The City Council approved a permanent cap in August, becoming the second U.S. city to do, which also caps transaction fees at 3% of the order total unless the delivery company can prove that a higher charge was imposed by a credit card company or another payment provider.

In the suit filed in September, the U.S. District Court for the Southern District of New York, DoorDash, Grubhub and Uber Eats called the fee caps government overreach.
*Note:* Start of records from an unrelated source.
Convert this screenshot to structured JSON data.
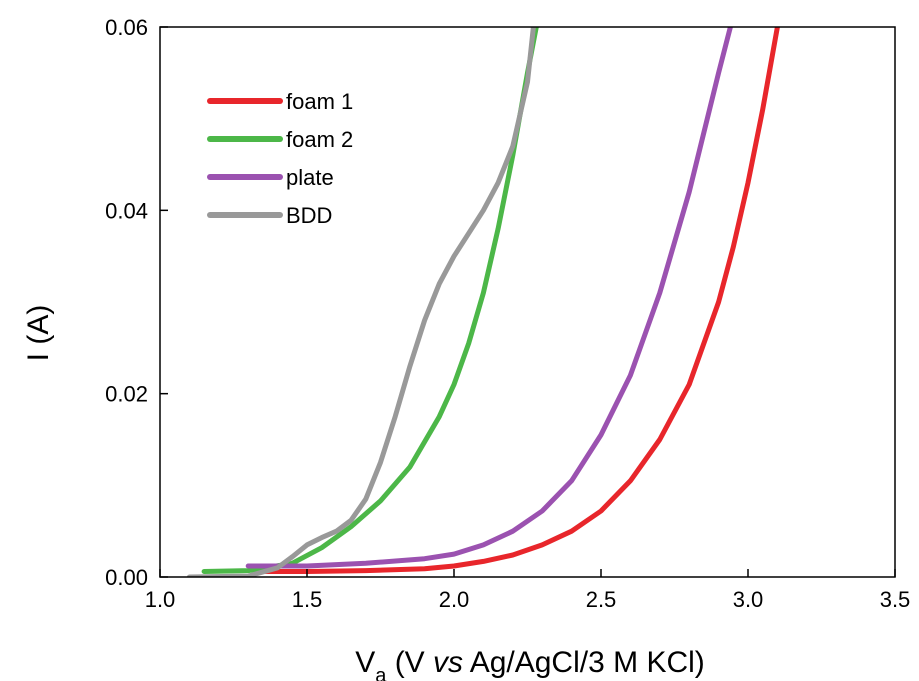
{
  "chart_data": {
    "type": "line",
    "title": "",
    "xlabel": {
      "prefix": "V",
      "subscript": "a",
      "text_before_italic": " (V ",
      "italic": "vs",
      "text_after_italic": " Ag/AgCl/3 M KCl)"
    },
    "ylabel": "I (A)",
    "xlim": [
      1.0,
      3.5
    ],
    "ylim": [
      0.0,
      0.06
    ],
    "xticks": [
      "1.0",
      "1.5",
      "2.0",
      "2.5",
      "3.0",
      "3.5"
    ],
    "yticks": [
      "0.00",
      "0.02",
      "0.04",
      "0.06"
    ],
    "legend_position": "top-left",
    "grid": false,
    "series": [
      {
        "name": "foam 1",
        "color": "#e8262b",
        "points": [
          [
            1.33,
            0.0006
          ],
          [
            1.5,
            0.0006
          ],
          [
            1.7,
            0.0007
          ],
          [
            1.9,
            0.0009
          ],
          [
            2.0,
            0.0012
          ],
          [
            2.1,
            0.0017
          ],
          [
            2.2,
            0.0024
          ],
          [
            2.3,
            0.0035
          ],
          [
            2.4,
            0.005
          ],
          [
            2.5,
            0.0072
          ],
          [
            2.6,
            0.0105
          ],
          [
            2.7,
            0.015
          ],
          [
            2.8,
            0.021
          ],
          [
            2.9,
            0.03
          ],
          [
            2.95,
            0.036
          ],
          [
            3.0,
            0.043
          ],
          [
            3.05,
            0.051
          ],
          [
            3.1,
            0.06
          ]
        ]
      },
      {
        "name": "foam 2",
        "color": "#4cb748",
        "points": [
          [
            1.15,
            0.0006
          ],
          [
            1.3,
            0.0007
          ],
          [
            1.45,
            0.0015
          ],
          [
            1.55,
            0.0032
          ],
          [
            1.65,
            0.0055
          ],
          [
            1.75,
            0.0083
          ],
          [
            1.85,
            0.012
          ],
          [
            1.95,
            0.0175
          ],
          [
            2.0,
            0.021
          ],
          [
            2.05,
            0.0255
          ],
          [
            2.1,
            0.031
          ],
          [
            2.15,
            0.038
          ],
          [
            2.2,
            0.046
          ],
          [
            2.25,
            0.055
          ],
          [
            2.28,
            0.06
          ]
        ]
      },
      {
        "name": "plate",
        "color": "#9b52b0",
        "points": [
          [
            1.3,
            0.0012
          ],
          [
            1.5,
            0.0012
          ],
          [
            1.7,
            0.0015
          ],
          [
            1.9,
            0.002
          ],
          [
            2.0,
            0.0025
          ],
          [
            2.1,
            0.0035
          ],
          [
            2.2,
            0.005
          ],
          [
            2.3,
            0.0072
          ],
          [
            2.4,
            0.0105
          ],
          [
            2.5,
            0.0155
          ],
          [
            2.6,
            0.022
          ],
          [
            2.7,
            0.031
          ],
          [
            2.8,
            0.042
          ],
          [
            2.85,
            0.0485
          ],
          [
            2.9,
            0.055
          ],
          [
            2.94,
            0.06
          ]
        ]
      },
      {
        "name": "BDD",
        "color": "#999999",
        "points": [
          [
            1.1,
            0.0
          ],
          [
            1.3,
            0.0001
          ],
          [
            1.4,
            0.001
          ],
          [
            1.45,
            0.0022
          ],
          [
            1.5,
            0.0035
          ],
          [
            1.55,
            0.0043
          ],
          [
            1.6,
            0.005
          ],
          [
            1.65,
            0.0062
          ],
          [
            1.7,
            0.0085
          ],
          [
            1.75,
            0.0125
          ],
          [
            1.8,
            0.0175
          ],
          [
            1.85,
            0.023
          ],
          [
            1.9,
            0.028
          ],
          [
            1.95,
            0.032
          ],
          [
            2.0,
            0.035
          ],
          [
            2.05,
            0.0375
          ],
          [
            2.1,
            0.04
          ],
          [
            2.15,
            0.043
          ],
          [
            2.2,
            0.047
          ],
          [
            2.25,
            0.054
          ],
          [
            2.27,
            0.06
          ]
        ]
      }
    ]
  }
}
Third-party platforms have long opposed the permanent caps stating that it would limit how restaurants can promote or market themselves and invalidate lawful contracts between private businesses and violate the U.S. Constitution’s due process, equal protection clauses.

MarketWatch tracked revenues of the top four U.S. third-party delivery apps — DoorDash, UberEats, GrubHub and Postmates — and reported that the four companies generated roughly $5.5 billion in combined revenue from April 2020 through September 2020, more than twice as much as their combined $2.5 billion in revenue during the same period in 2019.

During the pandemic, more than 1,000 NYC food establishments shut their doors and city restaurants lost a reported $10.3 billion from March to November 2020.

“The [third-party] platforms were experiencing a dramatic increase on business while the restaurants were seeing a depletion of their business,” Gjonaj said in 2021.

Third-party delivery services state that in lieu of the delivery caps — which first went into effect in September 2020 and was originally meant as a temporary 90-day measure — New York City could’ve used its $3.4 billion budget surplus as another way to provide aid to local restaurants.

“We continue to believe that New York City’s price controls are unconstitutional, unnecessary, arbitrary, and ultimately harmful to the very restaurants they are intended to help,” a DoorDash spokesperson told the Bronx Times. “Every business is different, and restaurants who choose to partner with DoorDash can select the products and services that are right for them — we’ve made sure that they can even choose options that don’t have a commission at all. We stand by New York City restaurants and will continue to address this matter in court.”

There is a second, unrelated litigious matter between third-party food delivery apps and the city over a law that would require the company to share the data it collects on customers with restaurants.